Sunday, January 6, 2013

L'Age d'Or

With Luis Buñuel's Tristana playing at the Landmark Opera Plaza this week, it seems as if I planned procrastinating about another Buñuel film.  I watched L'Age d'Or at the YBCA in September.

L'Age d'Or starring Gaston Modot; directed by Luis Buñuel; French with subtitles; (1930)

The screenplay for L'Age d'Or was co-written by Buñuel and Spanish surrealist Salvador Dalí.  L'Age d'Or can only be described as surrealist.  The "plot" is barely visible throughout the film and by end of ~60 minute feature, Buñuel has completely abandoned it in favor of allusion to a Marquis de Sade novel.

The nominal plot involves a man (Gaston Modot) and woman (Lya Lys) having their lovemaking interrupted repeatedly in different locations.  The couple seem to move through time as part of the film is set in ancient Rome.  The iconic image from the film is that of Lys sucking the big toe of a statue in a manner to suggest fellatio.  This was one of the main reasons the film was banned almost immediately upon its release.
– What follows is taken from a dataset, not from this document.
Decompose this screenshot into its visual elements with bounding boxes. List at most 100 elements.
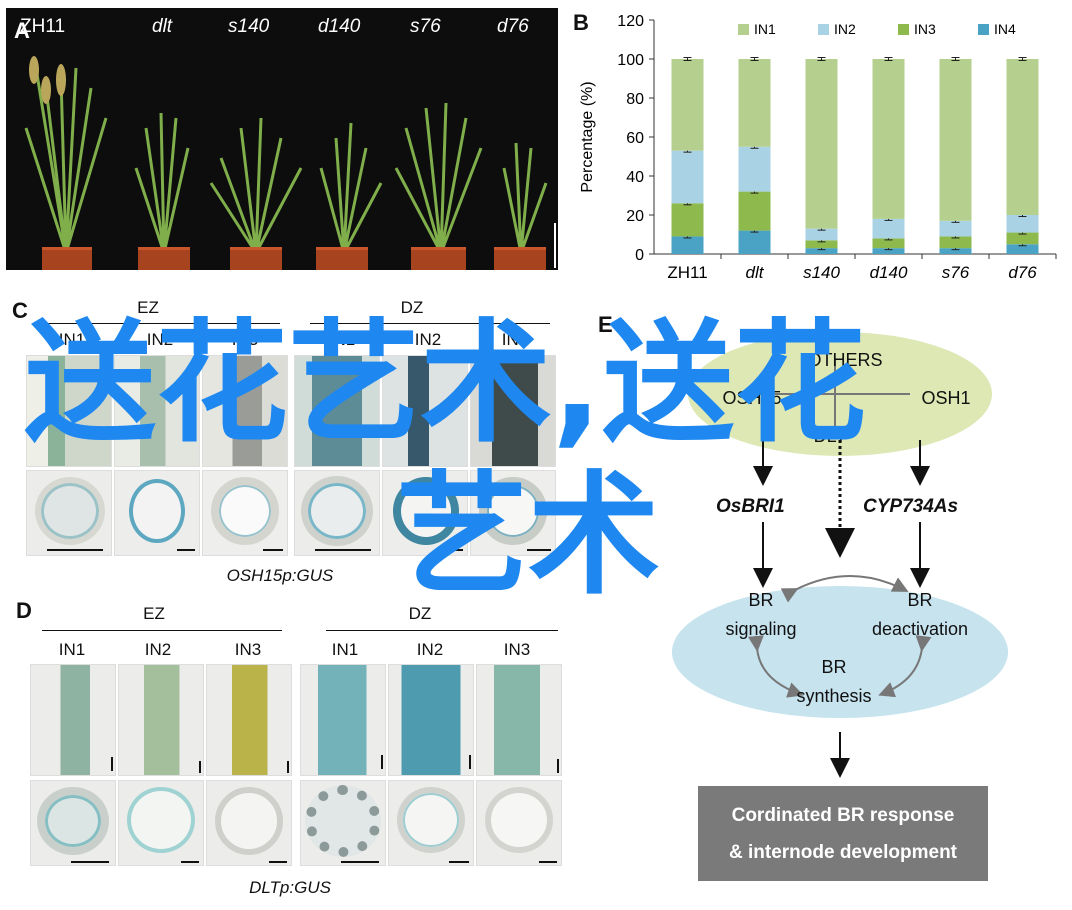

The final scene invokes de Sade's 120 Days of Sodom but transposes a character who appears like Jesus Christ.  It is implied this character kills a woman off screen and the final image is of a crucifix with scalps of women attached to it.

What am I supposed to make of this film?  Asking that question w.r.t. a surrealist piece of art seems to defeat the purpose.

Many years of ago, I saw Buñuel's Belle de Jour (1967) with the radiant Catherine Deneuve.  I recall enjoying that film.  I'm hoping Buñuel & Deneuve's second collaboration, Tristana (1970), is equally enjoyable.